On research and development…
O’Connor said the competitive model set up for R&D, with LandCare, Agresearch and all of the other crown research institutes having to spend a lot of time bidding for funding for projects “quite frankly is inefficient. It’s not collaborative; we have duplication.”
The government is considering the report from the review of the CRIs done last year. The Minister was confident agricultural R&D would continue to get its share of funding.

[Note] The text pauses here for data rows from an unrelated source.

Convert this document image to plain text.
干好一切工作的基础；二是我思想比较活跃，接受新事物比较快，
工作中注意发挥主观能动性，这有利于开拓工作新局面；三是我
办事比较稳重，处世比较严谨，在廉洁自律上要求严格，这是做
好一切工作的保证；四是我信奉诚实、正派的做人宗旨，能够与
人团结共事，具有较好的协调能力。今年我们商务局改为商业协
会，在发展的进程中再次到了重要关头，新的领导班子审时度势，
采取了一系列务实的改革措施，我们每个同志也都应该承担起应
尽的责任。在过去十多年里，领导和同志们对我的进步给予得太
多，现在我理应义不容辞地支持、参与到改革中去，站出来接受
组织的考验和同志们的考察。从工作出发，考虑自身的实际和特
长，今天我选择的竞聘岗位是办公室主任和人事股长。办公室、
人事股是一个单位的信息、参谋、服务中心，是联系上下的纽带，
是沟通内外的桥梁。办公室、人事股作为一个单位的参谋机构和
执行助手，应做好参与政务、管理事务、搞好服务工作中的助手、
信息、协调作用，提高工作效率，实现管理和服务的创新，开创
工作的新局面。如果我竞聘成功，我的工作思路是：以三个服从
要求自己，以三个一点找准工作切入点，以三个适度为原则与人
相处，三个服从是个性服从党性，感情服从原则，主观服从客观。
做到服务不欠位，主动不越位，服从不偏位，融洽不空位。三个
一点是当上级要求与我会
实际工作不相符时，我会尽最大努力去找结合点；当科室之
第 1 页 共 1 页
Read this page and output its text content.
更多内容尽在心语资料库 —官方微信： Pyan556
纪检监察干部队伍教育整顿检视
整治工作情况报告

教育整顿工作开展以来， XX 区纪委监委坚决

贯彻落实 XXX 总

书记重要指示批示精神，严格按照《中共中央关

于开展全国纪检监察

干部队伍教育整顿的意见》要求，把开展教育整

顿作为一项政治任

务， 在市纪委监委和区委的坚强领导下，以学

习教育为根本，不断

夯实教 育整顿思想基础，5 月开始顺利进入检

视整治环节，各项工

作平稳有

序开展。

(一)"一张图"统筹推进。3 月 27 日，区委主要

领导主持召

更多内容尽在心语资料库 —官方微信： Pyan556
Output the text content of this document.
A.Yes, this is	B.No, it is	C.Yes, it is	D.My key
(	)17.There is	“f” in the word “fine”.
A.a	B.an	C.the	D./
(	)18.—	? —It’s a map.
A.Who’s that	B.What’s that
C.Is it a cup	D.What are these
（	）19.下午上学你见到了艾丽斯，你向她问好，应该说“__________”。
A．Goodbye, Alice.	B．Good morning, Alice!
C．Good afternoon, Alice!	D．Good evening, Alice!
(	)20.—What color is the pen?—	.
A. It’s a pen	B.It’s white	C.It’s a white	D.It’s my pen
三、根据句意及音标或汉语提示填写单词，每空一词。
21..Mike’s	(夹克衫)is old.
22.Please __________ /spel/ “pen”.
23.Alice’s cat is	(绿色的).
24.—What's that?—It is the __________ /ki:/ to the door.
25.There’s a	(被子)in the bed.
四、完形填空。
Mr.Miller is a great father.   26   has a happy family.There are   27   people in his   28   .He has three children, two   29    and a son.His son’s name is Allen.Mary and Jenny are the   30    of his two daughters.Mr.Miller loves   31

Part of the challenge was to get out to industry – to farmers – the knowledge and research already gathered. The Minister said he sometimes asked questions to do with soil and water and officials can’t answer him. “I think the information is probably at Lincoln but it has to be able to be accessed.”
On Federated Farmers…
Describing himself and his siblings as “Federated Farmers orphans” at times, with their dad often away at Feds meetings, O’Connor said he has been criticised in the past for saying he didn’t want to be the farmer’s friend. “No, I want to be your staunchest advocate for a sustainable system, that encourages young people to look to us for a future.”
Acknowledging the delegates who had travelled to Wellington for National Council, the Minister said he’d had his “scraps” with Feds from time to time, “and still will.
“But this is a really crucial organisation. It is the pre-eminent organisation representing farmers. We’ve got industry bodies and they do a really good job too. It’s not either/or, it’s all.”